Lúcido todavía, pensante, publicó ese día su postrer trabajo (“Caballos de acero”) y, según me cuentan, empezaba a elucubrar el texto del lunes.
Le faltó tiempo. El sábado al mediodía falleció en dicho nosocomio este abogado tampiqueño que consagró su vida al periodismo de opinión y a quien no pocos políticos de las últimas décadas le habían concedido el rango de gurú.
Título que, por cierto, le disgustaba. Su opción deliberada por la soledad parecía encapsularse en una de sus frases favoritas: “conmigo poco, bueno y a sus horas.”

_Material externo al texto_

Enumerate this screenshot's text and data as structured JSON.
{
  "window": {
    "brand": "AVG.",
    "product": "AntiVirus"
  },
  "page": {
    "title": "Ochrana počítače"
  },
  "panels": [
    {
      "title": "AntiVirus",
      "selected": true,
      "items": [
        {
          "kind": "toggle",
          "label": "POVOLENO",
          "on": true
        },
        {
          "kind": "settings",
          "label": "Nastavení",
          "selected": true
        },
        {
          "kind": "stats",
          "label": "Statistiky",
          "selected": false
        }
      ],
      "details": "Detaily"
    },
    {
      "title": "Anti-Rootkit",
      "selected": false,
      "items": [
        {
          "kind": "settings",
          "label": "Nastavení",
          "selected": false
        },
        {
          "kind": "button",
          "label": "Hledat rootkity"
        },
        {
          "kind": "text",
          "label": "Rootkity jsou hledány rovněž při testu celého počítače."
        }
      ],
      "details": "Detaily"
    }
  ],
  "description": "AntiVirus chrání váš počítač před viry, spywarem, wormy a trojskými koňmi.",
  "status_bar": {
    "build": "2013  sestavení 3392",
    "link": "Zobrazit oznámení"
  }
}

Hombre de paradojas, la admiración que se ganó a pulso estuvo siempre a prueba por sus arrebatos de misantropía.
Desconfianza perenne, enemiga del aplauso, inmune al halago.
Empeñado siempre en demostrar (y demostrarse) que no necesitaba mucho de la gente. Quien quisiera su amistad tendría que aceptarlo tal cuál.
Las listas de amigos (decía) como las buenas bibliotecas, se obtienen luego de varias purgas. Y no era broma.
Llegó al final con la misma planeación meticulosa que le caracterizó en vida. Dejó instrucciones claras de no ser velado ni sujeto de homenaje alguno. Cremación rápida y entrega inmediata de las cenizas a su familia.
En lo personal, durante largo tiempo me intrigó por qué hicimos clic desde el primer saludo, al calor del primer café.
Lo supe hasta muchos años después, releyendo un libro clave de mi adolescencia, “El Lobo Estepario” de HERMAN HESSE.
Ahora pienso que pude entender sin dificultad a don RUBEN, sin acobardarme ante su rudeza ni temer a sus dentelladas, porque tenía la experiencia previa, bien asimilada, de leer y releer las excentricidades de HARRY HALLER.
Lectura cuya marca aun conservo y hoy asocio de manera inseparable con el temperamento lobuno de RUBEN NARVÁEZ. Descansa en paz.